In all, the top three immigrants states account for nearly half of the country’s entire population, with 25 percent of all immigrants residing in California and 11 percent each in New York and Texas.
The overwhelming share of the immigrant population living in California and Texas is reported to be from either Mexico and parts of Asia, while New York still boasts the most diverse immigrant population of all, including natives from the Caribbean, Asia, Europe, Canada, South America and Mexico.
Meanwhile, the top country of origin among immigrants in Texas has long proven to be Mexico. About one-in-ten immigrants over the age of five insist they only speak English at home in both Texas and California, compared to be about 25 percent of the New York population.

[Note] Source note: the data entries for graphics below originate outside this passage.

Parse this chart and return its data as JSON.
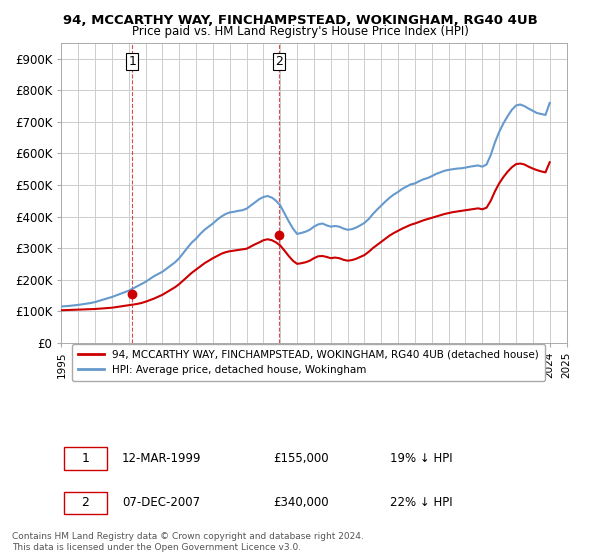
{
  "title_line1": "94, MCCARTHY WAY, FINCHAMPSTEAD, WOKINGHAM, RG40 4UB",
  "title_line2": "Price paid vs. HM Land Registry's House Price Index (HPI)",
  "xlabel": "",
  "ylabel": "",
  "ylim": [
    0,
    950000
  ],
  "yticks": [
    0,
    100000,
    200000,
    300000,
    400000,
    500000,
    600000,
    700000,
    800000,
    900000
  ],
  "ytick_labels": [
    "£0",
    "£100K",
    "£200K",
    "£300K",
    "£400K",
    "£500K",
    "£600K",
    "£700K",
    "£800K",
    "£900K"
  ],
  "hpi_color": "#6699cc",
  "price_color": "#cc0000",
  "annotation_color": "#cc0000",
  "grid_color": "#cccccc",
  "background_color": "#ffffff",
  "legend_label_red": "94, MCCARTHY WAY, FINCHAMPSTEAD, WOKINGHAM, RG40 4UB (detached house)",
  "legend_label_blue": "HPI: Average price, detached house, Wokingham",
  "footer": "Contains HM Land Registry data © Crown copyright and database right 2024.\nThis data is licensed under the Open Government Licence v3.0.",
  "sale1_label": "1",
  "sale1_date": "12-MAR-1999",
  "sale1_price": "£155,000",
  "sale1_hpi": "19% ↓ HPI",
  "sale1_x": 1999.2,
  "sale1_y": 155000,
  "sale2_label": "2",
  "sale2_date": "07-DEC-2007",
  "sale2_price": "£340,000",
  "sale2_hpi": "22% ↓ HPI",
  "sale2_x": 2007.92,
  "sale2_y": 340000,
  "hpi_years": [
    1995.0,
    1995.25,
    1995.5,
    1995.75,
    1996.0,
    1996.25,
    1996.5,
    1996.75,
    1997.0,
    1997.25,
    1997.5,
    1997.75,
    1998.0,
    1998.25,
    1998.5,
    1998.75,
    1999.0,
    1999.25,
    1999.5,
    1999.75,
    2000.0,
    2000.25,
    2000.5,
    2000.75,
    2001.0,
    2001.25,
    2001.5,
    2001.75,
    2002.0,
    2002.25,
    2002.5,
    2002.75,
    2003.0,
    2003.25,
    2003.5,
    2003.75,
    2004.0,
    2004.25,
    2004.5,
    2004.75,
    2005.0,
    2005.25,
    2005.5,
    2005.75,
    2006.0,
    2006.25,
    2006.5,
    2006.75,
    2007.0,
    2007.25,
    2007.5,
    2007.75,
    2008.0,
    2008.25,
    2008.5,
    2008.75,
    2009.0,
    2009.25,
    2009.5,
    2009.75,
    2010.0,
    2010.25,
    2010.5,
    2010.75,
    2011.0,
    2011.25,
    2011.5,
    2011.75,
    2012.0,
    2012.25,
    2012.5,
    2012.75,
    2013.0,
    2013.25,
    2013.5,
    2013.75,
    2014.0,
    2014.25,
    2014.5,
    2014.75,
    2015.0,
    2015.25,
    2015.5,
    2015.75,
    2016.0,
    2016.25,
    2016.5,
    2016.75,
    2017.0,
    2017.25,
    2017.5,
    2017.75,
    2018.0,
    2018.25,
    2018.5,
    2018.75,
    2019.0,
    2019.25,
    2019.5,
    2019.75,
    2020.0,
    2020.25,
    2020.5,
    2020.75,
    2021.0,
    2021.25,
    2021.5,
    2021.75,
    2022.0,
    2022.25,
    2022.5,
    2022.75,
    2023.0,
    2023.25,
    2023.5,
    2023.75,
    2024.0
  ],
  "hpi_values": [
    115000,
    116000,
    117000,
    118500,
    120000,
    122000,
    124000,
    126000,
    129000,
    133000,
    137000,
    141000,
    145000,
    150000,
    155000,
    160000,
    165000,
    172000,
    179000,
    186000,
    193000,
    202000,
    211000,
    218000,
    225000,
    235000,
    245000,
    255000,
    268000,
    285000,
    302000,
    318000,
    330000,
    345000,
    358000,
    368000,
    378000,
    390000,
    400000,
    408000,
    413000,
    415000,
    418000,
    420000,
    425000,
    435000,
    445000,
    455000,
    462000,
    465000,
    460000,
    450000,
    435000,
    410000,
    385000,
    362000,
    345000,
    348000,
    352000,
    358000,
    368000,
    375000,
    378000,
    372000,
    368000,
    370000,
    368000,
    362000,
    358000,
    360000,
    365000,
    372000,
    380000,
    392000,
    408000,
    422000,
    435000,
    448000,
    460000,
    470000,
    478000,
    488000,
    495000,
    502000,
    505000,
    512000,
    518000,
    522000,
    528000,
    535000,
    540000,
    545000,
    548000,
    550000,
    552000,
    553000,
    555000,
    558000,
    560000,
    562000,
    558000,
    565000,
    595000,
    635000,
    668000,
    695000,
    718000,
    738000,
    752000,
    755000,
    750000,
    742000,
    735000,
    728000,
    725000,
    722000,
    760000
  ],
  "price_years": [
    1995.0,
    1995.25,
    1995.5,
    1995.75,
    1996.0,
    1996.25,
    1996.5,
    1996.75,
    1997.0,
    1997.25,
    1997.5,
    1997.75,
    1998.0,
    1998.25,
    1998.5,
    1998.75,
    1999.0,
    1999.25,
    1999.5,
    1999.75,
    2000.0,
    2000.25,
    2000.5,
    2000.75,
    2001.0,
    2001.25,
    2001.5,
    2001.75,
    2002.0,
    2002.25,
    2002.5,
    2002.75,
    2003.0,
    2003.25,
    2003.5,
    2003.75,
    2004.0,
    2004.25,
    2004.5,
    2004.75,
    2005.0,
    2005.25,
    2005.5,
    2005.75,
    2006.0,
    2006.25,
    2006.5,
    2006.75,
    2007.0,
    2007.25,
    2007.5,
    2007.75,
    2008.0,
    2008.25,
    2008.5,
    2008.75,
    2009.0,
    2009.25,
    2009.5,
    2009.75,
    2010.0,
    2010.25,
    2010.5,
    2010.75,
    2011.0,
    2011.25,
    2011.5,
    2011.75,
    2012.0,
    2012.25,
    2012.5,
    2012.75,
    2013.0,
    2013.25,
    2013.5,
    2013.75,
    2014.0,
    2014.25,
    2014.5,
    2014.75,
    2015.0,
    2015.25,
    2015.5,
    2015.75,
    2016.0,
    2016.25,
    2016.5,
    2016.75,
    2017.0,
    2017.25,
    2017.5,
    2017.75,
    2018.0,
    2018.25,
    2018.5,
    2018.75,
    2019.0,
    2019.25,
    2019.5,
    2019.75,
    2020.0,
    2020.25,
    2020.5,
    2020.75,
    2021.0,
    2021.25,
    2021.5,
    2021.75,
    2022.0,
    2022.25,
    2022.5,
    2022.75,
    2023.0,
    2023.25,
    2023.5,
    2023.75,
    2024.0
  ],
  "price_values": [
    103000,
    103500,
    104000,
    104500,
    105000,
    105500,
    106000,
    106500,
    107000,
    108000,
    109000,
    110000,
    111000,
    113000,
    115000,
    117000,
    119000,
    121000,
    123000,
    126000,
    130000,
    135000,
    140000,
    146000,
    152000,
    160000,
    168000,
    176000,
    186000,
    198000,
    210000,
    222000,
    232000,
    242000,
    252000,
    260000,
    268000,
    275000,
    282000,
    287000,
    290000,
    292000,
    294000,
    296000,
    298000,
    305000,
    312000,
    318000,
    325000,
    328000,
    325000,
    318000,
    308000,
    292000,
    275000,
    260000,
    250000,
    252000,
    255000,
    260000,
    268000,
    274000,
    275000,
    272000,
    268000,
    270000,
    268000,
    263000,
    260000,
    262000,
    266000,
    272000,
    278000,
    288000,
    300000,
    310000,
    320000,
    330000,
    340000,
    348000,
    355000,
    362000,
    368000,
    374000,
    378000,
    383000,
    388000,
    392000,
    396000,
    400000,
    404000,
    408000,
    411000,
    414000,
    416000,
    418000,
    420000,
    422000,
    424000,
    426000,
    423000,
    428000,
    450000,
    480000,
    505000,
    525000,
    542000,
    556000,
    566000,
    568000,
    565000,
    558000,
    552000,
    547000,
    543000,
    540000,
    572000
  ],
  "xlim": [
    1995.0,
    2024.5
  ],
  "xtick_years": [
    1995,
    1996,
    1997,
    1998,
    1999,
    2000,
    2001,
    2002,
    2003,
    2004,
    2005,
    2006,
    2007,
    2008,
    2009,
    2010,
    2011,
    2012,
    2013,
    2014,
    2015,
    2016,
    2017,
    2018,
    2019,
    2020,
    2021,
    2022,
    2023,
    2024,
    2025
  ]
}
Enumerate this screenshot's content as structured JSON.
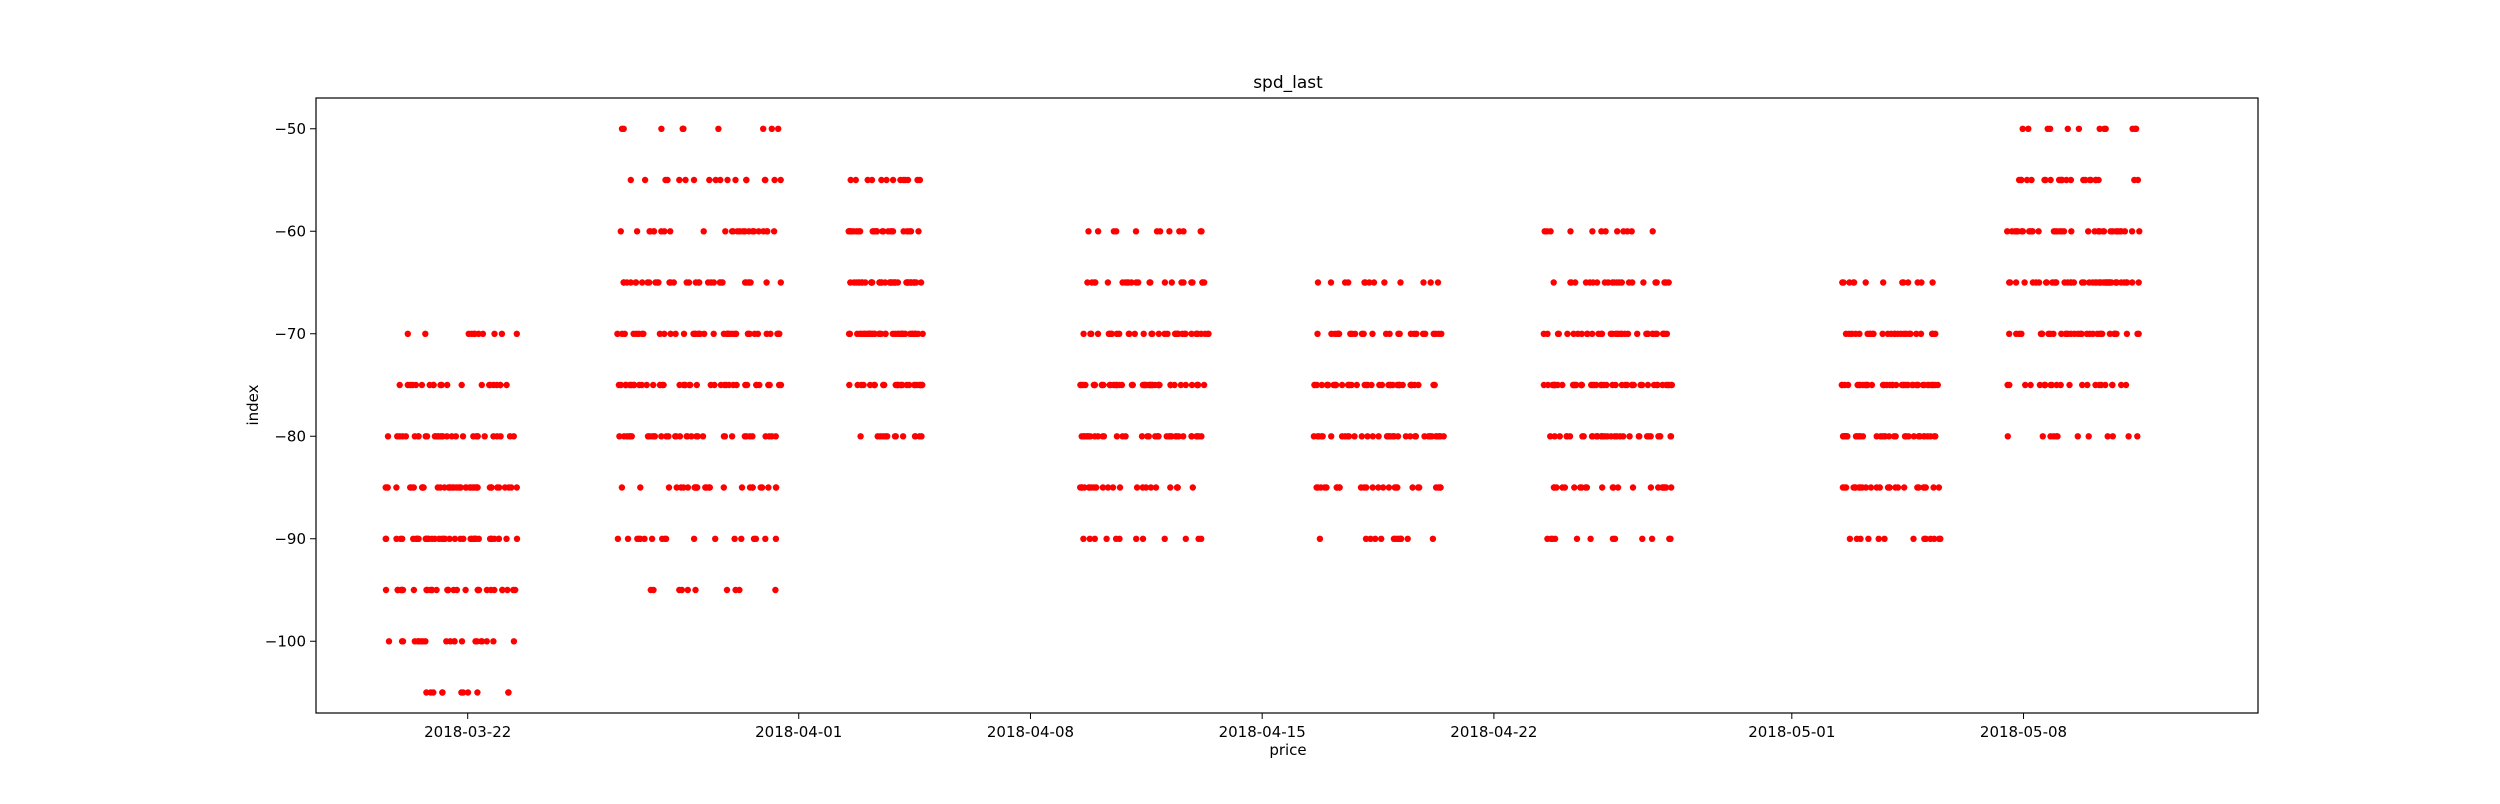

Researchers also found that immigrants residing in New York and California are much more likely to have lived in the U.S. longer than those in Texas. Overall, an average of 52 percent of those living in California or New York has legal citizenship, compared to 35 percent in Texas.
With so many immigrants now making Texas their home, the stakes stemming from local government officials recent move to sue the Obama administration over the president’s executive actions on immigration are particularly high.
Texas Sues Obama Administration Over Immigration Actions
The U.S. Supreme Court recently heard oral arguments in the case and is expected to render a decision sometime in early June.
Known as the Deferred Action for Parents of Americans and Lawful Permanent Residents (DAPA), the president’s actions would have paved the way for as many as four million undocumented people, living in the states with without authorization since 2010, to potentially remain in the U.S., without the fear of deportation, for three renewable years.